If you own a small business and are on a budget, you’re not alone. Running a company is no inexpensive task. That’s why it’s important to put saving money on the top of your priority list. Cutting costs in every way possible is essential to ensuring that you’re gaining profits.
The good news: saving may be easier than you think. There are tons of ways you can tighten your belt on the job. Try these penny-pinching tips:
Utilize the web - You already know to use social media tools like Facebook and Twitter, but also take a look at discussion groups and message boards, too. These groups are a convenient way to get your business’ name out there quickly and easily—all you have to do is sign your name with your web URL. And best of all, it’s free!
“I didn't start [participating in online discussion groups] to generate business, but as a way to find information for myself on various subjects,” said Shel Horowitz, owner of Accurate Writing & More, Northampton, MA, and author of several marketing books, includingGrassroots Marketing. “But it turned out to be the single best marketing tool I use. It costs only my time. [One] list alone has gotten me around 60 clients in the past five years.”
Form relationships with vendors - Being a loyal customer can take you far. When you frequently use a vendor, they’re more likely to let you in on certain deals as they occur or even offer you a reduced price on a regularly bought item.
“In order to approach this, make sure you have the same employee work with the vendor each time you contact them, always contact them in advance, and benefit them whenever you can by referring business to them,” advises Emily Swartz, marketing communications specialist at Broadview Networks. “Even if they don’t cut you deals, having a vendor that’s dependable and consistent is more money-saving than you might think.”
Go paperless - Chances are, the amount spent on paper, ink and postage can add up. If you get rid of it all, over time, you’ll see your savings grow steadily.
“Businesses should shift towards paperless payments for many reasons,” said Mitch Rose, vice president of BillTrust. “Businesses should not be reliant on the USPS for receiving payments. There is already too much going on with the USPS from rising rates, closing of postal locations, lost mail, delays due to disasters or vandalism, etc. Just as important, the cost to a business to apply a paper check payment is significant.

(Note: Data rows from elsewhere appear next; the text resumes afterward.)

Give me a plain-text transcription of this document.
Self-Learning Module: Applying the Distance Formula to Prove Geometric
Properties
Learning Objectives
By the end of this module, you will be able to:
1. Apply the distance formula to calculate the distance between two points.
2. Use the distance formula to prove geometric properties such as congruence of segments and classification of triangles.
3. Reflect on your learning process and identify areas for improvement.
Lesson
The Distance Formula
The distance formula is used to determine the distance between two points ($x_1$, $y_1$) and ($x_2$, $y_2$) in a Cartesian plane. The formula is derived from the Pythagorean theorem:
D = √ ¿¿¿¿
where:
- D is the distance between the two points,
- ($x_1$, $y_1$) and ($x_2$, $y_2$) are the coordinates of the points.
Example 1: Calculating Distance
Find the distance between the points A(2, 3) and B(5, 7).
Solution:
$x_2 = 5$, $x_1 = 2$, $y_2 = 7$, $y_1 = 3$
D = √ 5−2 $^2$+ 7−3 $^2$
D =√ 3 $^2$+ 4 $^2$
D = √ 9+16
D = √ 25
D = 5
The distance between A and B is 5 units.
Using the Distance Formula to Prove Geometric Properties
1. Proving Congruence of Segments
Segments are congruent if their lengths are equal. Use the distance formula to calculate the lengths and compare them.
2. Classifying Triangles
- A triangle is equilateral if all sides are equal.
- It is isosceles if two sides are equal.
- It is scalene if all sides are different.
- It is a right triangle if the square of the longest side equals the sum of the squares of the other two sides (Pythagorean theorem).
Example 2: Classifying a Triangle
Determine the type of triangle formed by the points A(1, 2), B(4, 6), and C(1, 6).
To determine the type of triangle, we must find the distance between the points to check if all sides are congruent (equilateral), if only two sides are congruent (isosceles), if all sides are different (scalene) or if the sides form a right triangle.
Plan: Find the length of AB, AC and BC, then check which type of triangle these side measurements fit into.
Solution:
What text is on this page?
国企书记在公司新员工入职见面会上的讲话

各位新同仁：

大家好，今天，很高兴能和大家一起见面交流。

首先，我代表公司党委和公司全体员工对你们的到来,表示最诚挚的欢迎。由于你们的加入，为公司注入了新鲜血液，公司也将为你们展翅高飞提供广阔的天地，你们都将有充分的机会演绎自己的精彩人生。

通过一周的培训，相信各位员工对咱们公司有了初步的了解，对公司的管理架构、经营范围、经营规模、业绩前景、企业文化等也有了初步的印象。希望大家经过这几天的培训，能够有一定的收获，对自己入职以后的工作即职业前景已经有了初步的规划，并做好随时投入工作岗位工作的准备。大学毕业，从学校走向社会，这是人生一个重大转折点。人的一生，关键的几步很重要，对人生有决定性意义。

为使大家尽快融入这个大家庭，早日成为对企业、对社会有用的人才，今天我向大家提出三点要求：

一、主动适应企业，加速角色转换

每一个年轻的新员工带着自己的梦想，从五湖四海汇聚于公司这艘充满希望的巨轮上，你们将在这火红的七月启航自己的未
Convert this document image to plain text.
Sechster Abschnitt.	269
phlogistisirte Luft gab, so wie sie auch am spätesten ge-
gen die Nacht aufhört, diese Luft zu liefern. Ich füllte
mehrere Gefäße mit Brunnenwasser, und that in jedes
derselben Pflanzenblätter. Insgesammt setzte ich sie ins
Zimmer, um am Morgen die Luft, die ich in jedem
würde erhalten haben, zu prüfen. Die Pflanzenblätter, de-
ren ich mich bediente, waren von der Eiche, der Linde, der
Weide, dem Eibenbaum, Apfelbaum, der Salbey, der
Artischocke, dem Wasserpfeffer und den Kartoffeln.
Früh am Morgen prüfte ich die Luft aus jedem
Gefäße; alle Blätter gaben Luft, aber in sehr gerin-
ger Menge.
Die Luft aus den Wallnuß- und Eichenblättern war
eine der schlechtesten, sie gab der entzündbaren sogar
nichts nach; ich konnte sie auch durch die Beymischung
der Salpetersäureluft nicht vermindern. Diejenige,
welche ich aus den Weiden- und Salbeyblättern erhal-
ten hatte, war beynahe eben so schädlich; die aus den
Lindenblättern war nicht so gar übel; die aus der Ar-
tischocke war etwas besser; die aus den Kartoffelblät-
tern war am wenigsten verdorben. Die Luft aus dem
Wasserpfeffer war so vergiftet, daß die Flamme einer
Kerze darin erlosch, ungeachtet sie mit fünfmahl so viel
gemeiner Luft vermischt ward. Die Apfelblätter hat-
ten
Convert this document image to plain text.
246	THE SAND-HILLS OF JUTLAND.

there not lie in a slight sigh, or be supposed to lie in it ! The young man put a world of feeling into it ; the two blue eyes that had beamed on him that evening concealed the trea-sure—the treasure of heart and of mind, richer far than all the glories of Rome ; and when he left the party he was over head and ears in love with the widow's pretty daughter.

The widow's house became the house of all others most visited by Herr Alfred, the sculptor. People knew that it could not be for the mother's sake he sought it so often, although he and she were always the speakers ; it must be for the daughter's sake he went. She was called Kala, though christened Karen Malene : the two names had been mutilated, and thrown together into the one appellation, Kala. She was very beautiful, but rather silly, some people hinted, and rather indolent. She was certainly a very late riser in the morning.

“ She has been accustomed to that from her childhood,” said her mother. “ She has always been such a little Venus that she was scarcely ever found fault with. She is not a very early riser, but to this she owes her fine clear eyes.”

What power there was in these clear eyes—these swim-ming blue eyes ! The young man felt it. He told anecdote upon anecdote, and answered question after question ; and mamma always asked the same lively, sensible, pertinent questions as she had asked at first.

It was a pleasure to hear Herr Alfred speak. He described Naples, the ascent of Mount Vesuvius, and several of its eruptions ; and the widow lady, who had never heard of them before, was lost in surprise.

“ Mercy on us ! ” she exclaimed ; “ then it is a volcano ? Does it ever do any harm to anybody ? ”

They struggle with keying it in, getting the payment deposited in a timely manner and applying the payment to a specific invoice.”
Pay attention to how much you spend on the little things - There are certain small items that may be bought when you’re running a company that are easily overlooked — things like office supplies, cleaning tools, coffee, etc. And although small and not necessarily the most pricey, these items can add up without you ever really noticing. Spending a little extra time searching for good deals on these items can keep these costs from accumulating. Compare prices and also check for free shipping, which many companies offer on bulk items. You may also opt for cleaning the office yourself or save on package-related costs by delivering something to a close-by client. Also, get creative: buy recycled printer cartridges, buy used equipment on craigslist.com, etc.
Don’t overspend on taxes - Sometimes if businesses are new to a location, they’re subject to a higher tax rate. In order to avoid spending too much on taxes, take action.
"Go to city hall to determine what your neighbors are paying, and use this to negotiate a better rate," suggests Pete Collins of PricewaterhouseCoopers LLP in NYC. "Expanding businesses can often negotiate with community authorities, who want them to stay in town rather than move and take jobs elsewhere."
Go green - A double whammy: save money and help the planet. Things like recycling, for one, can help you scrimp and save at the office. "More and more businesses are recognizing the benefits of reducing their waste," said Carrie Hamblen, executive director of the Las Cruces Green Chamber of Commerce. "Not only can it save businesses money by reducing their overhead (but) recycling (is) good for business and benefits us all."
Other ways to “go green” include using reusable items like mugs instead of cups for coffee, buying products locally and investing in energy-saving utilities, such as lighting.